Selon cette structure, la Constitution en vigueur ne répondrait plus aux attentes profondes de la population et ne serait plus en harmonie avec l’évolution de la société congolaise, marquée par de nouveaux défis institutionnels, politiques et sociaux.


« La Constitution actuelle est devenue obsolète. Elle ne s’adapte plus aux réalités politiques et sociopolitiques du pays, d’où notre appel à sa révision afin qu’elle soit conforme aux valeurs républicaines actuelles », a indiqué la coordonnatrice national de l’ANVC.


Cette organisation estime que la loi fondamentale doit être un instrument vivant, capable d’évoluer avec les exigences de la gouvernance moderne et de refléter les aspirations nationales, notamment en matière de justice, de stabilité institutionnelle et de consolidation de l’État de droit.


Dans cette dynamique, l’ANVC a rappelé avoir déposé une pétition au Parlement, soutenue par plus de cent mille (100.000) signatures, dans le but d’obtenir la révision de la Constitution.
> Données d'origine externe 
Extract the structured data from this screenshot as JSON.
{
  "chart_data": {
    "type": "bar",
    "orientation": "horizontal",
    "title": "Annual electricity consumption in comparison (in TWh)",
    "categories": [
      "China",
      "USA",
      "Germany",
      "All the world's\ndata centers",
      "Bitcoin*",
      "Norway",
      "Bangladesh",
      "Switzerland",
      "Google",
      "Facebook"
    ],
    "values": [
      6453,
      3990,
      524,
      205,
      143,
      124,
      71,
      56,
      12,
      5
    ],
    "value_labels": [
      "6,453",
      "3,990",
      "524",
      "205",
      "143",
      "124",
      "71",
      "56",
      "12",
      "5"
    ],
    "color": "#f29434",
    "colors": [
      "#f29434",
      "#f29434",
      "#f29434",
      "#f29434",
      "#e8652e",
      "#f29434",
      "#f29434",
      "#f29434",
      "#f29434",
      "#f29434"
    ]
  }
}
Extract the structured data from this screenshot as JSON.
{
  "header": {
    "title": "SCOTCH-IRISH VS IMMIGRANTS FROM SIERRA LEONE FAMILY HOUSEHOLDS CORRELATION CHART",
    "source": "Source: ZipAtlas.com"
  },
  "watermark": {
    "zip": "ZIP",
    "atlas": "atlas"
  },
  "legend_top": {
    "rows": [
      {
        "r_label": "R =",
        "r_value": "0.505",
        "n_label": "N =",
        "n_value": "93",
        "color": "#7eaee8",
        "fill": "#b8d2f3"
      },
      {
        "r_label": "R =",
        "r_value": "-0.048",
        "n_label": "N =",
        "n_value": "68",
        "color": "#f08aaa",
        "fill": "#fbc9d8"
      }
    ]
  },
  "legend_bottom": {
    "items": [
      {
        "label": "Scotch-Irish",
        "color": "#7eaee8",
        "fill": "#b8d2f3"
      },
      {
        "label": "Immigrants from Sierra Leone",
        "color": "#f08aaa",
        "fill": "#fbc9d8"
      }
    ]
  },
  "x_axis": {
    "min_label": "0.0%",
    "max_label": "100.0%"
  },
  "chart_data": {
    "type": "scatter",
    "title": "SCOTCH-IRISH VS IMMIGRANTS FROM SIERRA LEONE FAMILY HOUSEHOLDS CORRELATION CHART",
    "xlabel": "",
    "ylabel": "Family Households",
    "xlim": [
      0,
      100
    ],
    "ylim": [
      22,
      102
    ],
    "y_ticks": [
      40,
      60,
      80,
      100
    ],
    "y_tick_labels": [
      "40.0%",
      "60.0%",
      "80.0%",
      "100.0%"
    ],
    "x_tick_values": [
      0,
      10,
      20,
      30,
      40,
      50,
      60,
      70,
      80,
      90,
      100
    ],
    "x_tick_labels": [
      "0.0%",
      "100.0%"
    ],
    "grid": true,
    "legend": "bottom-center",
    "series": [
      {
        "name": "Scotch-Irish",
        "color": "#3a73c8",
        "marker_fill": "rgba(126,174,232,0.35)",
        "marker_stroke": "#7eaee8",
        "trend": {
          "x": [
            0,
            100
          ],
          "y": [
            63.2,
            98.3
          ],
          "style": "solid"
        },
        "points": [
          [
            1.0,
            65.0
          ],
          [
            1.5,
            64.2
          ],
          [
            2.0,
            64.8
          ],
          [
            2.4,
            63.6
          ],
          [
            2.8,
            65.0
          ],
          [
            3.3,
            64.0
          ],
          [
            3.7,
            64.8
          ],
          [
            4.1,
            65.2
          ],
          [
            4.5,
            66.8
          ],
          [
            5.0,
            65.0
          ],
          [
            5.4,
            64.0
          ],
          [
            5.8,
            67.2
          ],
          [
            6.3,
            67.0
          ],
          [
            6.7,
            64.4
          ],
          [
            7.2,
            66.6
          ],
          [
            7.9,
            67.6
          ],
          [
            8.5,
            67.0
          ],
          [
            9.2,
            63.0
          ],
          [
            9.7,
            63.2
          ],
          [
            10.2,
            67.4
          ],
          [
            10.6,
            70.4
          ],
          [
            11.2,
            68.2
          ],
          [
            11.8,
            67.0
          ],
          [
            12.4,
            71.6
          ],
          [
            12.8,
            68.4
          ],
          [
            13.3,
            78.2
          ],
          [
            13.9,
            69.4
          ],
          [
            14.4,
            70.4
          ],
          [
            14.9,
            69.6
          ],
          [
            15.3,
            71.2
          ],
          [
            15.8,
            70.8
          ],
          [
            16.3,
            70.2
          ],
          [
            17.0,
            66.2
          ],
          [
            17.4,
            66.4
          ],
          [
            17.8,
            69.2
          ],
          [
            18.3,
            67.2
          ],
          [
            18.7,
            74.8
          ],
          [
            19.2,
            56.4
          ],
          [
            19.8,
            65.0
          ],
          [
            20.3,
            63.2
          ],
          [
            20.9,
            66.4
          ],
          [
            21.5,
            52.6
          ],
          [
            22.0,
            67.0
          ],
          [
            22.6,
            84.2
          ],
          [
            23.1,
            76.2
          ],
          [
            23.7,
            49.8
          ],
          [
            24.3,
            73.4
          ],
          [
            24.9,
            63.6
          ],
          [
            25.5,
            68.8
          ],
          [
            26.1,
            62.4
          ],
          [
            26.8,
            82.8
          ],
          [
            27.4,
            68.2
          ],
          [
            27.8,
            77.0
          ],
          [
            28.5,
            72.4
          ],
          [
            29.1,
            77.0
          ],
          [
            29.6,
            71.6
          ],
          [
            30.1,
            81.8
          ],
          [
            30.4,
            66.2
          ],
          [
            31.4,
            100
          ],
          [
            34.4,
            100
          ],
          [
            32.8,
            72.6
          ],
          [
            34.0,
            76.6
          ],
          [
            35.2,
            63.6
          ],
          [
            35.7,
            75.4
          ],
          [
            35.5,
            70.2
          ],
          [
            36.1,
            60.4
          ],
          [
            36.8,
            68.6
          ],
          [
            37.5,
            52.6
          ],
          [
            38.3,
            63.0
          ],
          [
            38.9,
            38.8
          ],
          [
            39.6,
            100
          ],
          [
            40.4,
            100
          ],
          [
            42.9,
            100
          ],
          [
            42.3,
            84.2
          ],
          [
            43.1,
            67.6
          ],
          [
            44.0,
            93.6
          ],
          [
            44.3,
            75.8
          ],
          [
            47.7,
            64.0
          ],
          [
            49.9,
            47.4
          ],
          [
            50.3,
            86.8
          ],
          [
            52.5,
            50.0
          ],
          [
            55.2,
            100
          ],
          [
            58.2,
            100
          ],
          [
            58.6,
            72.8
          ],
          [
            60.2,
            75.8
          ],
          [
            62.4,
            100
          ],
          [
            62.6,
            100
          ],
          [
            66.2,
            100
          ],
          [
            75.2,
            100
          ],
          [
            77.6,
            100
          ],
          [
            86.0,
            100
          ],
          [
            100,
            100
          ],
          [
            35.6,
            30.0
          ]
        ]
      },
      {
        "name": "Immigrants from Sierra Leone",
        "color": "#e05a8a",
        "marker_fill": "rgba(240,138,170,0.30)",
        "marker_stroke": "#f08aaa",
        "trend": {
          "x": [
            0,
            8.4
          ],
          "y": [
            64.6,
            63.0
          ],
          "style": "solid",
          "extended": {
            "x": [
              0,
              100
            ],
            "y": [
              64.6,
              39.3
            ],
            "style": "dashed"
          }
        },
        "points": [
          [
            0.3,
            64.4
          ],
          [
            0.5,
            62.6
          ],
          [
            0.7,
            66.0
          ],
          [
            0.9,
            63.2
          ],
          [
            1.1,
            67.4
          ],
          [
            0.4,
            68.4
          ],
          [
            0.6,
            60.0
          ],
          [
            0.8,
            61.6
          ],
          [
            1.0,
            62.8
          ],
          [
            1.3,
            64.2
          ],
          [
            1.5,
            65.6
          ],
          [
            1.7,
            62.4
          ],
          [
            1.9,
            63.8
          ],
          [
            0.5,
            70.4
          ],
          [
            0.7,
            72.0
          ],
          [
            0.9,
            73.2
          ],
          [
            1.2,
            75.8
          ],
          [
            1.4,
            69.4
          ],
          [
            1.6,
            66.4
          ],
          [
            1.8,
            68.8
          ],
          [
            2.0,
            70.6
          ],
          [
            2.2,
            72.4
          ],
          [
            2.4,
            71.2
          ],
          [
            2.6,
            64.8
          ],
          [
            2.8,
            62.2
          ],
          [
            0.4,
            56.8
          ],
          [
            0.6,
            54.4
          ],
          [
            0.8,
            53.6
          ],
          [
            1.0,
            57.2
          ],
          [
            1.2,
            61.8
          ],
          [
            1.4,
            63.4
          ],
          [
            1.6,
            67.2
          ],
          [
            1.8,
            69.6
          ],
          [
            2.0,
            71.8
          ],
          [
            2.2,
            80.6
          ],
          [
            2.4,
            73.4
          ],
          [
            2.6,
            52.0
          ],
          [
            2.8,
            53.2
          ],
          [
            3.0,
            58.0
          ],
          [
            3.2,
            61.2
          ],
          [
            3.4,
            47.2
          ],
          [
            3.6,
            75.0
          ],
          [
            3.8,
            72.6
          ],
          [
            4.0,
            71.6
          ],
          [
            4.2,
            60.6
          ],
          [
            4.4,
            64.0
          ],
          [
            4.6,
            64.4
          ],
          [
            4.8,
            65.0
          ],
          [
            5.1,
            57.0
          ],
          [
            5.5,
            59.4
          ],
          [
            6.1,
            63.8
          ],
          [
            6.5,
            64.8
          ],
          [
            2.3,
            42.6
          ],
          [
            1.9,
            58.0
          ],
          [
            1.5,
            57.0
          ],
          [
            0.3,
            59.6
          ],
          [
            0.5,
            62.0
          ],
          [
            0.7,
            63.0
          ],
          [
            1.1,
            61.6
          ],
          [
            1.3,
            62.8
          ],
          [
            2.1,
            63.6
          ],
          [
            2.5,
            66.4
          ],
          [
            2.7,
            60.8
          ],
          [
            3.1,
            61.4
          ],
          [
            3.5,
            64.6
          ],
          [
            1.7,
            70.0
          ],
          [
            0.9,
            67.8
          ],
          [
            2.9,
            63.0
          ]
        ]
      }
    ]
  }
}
Pour l’association, cette initiative traduit une volonté citoyenne manifeste de voir le pays se doter d’un texte constitutionnel mieux adapté au contexte actuel.


D’après la même source, la révision constitutionnelle envisagée devrait permettre de corriger certaines faiblesses contenues dans la Constitution actuelle et de renforcer les mécanismes institutionnels, afin d’améliorer la gouvernance et la cohésion nationale.


L’ANVC a par ailleurs souligné que cette démarche ne vise pas à fragiliser les institutions, mais plutôt à moderniser le cadre juridique suprême de l’État afin qu’il réponde efficacement aux défis contemporains auxquels la RDC est confrontée.


Pour cette association, une Constitution qui ne suit pas l’évolution d’une société risque de devenir un obstacle au progrès démocratique et à la stabilité du pays. Elle a ainsi invité les autorités compétentes à examiner cette requête avec attention, dans l’intérêt supérieur de la nation.


Cet appel de l’ANVC relance le débat sur la révision constitutionnelle en RDC, un sujet récurrent dans la vie politique nationale et souvent présenté comme un enjeu majeur pour l’avenir institutionnel du pays.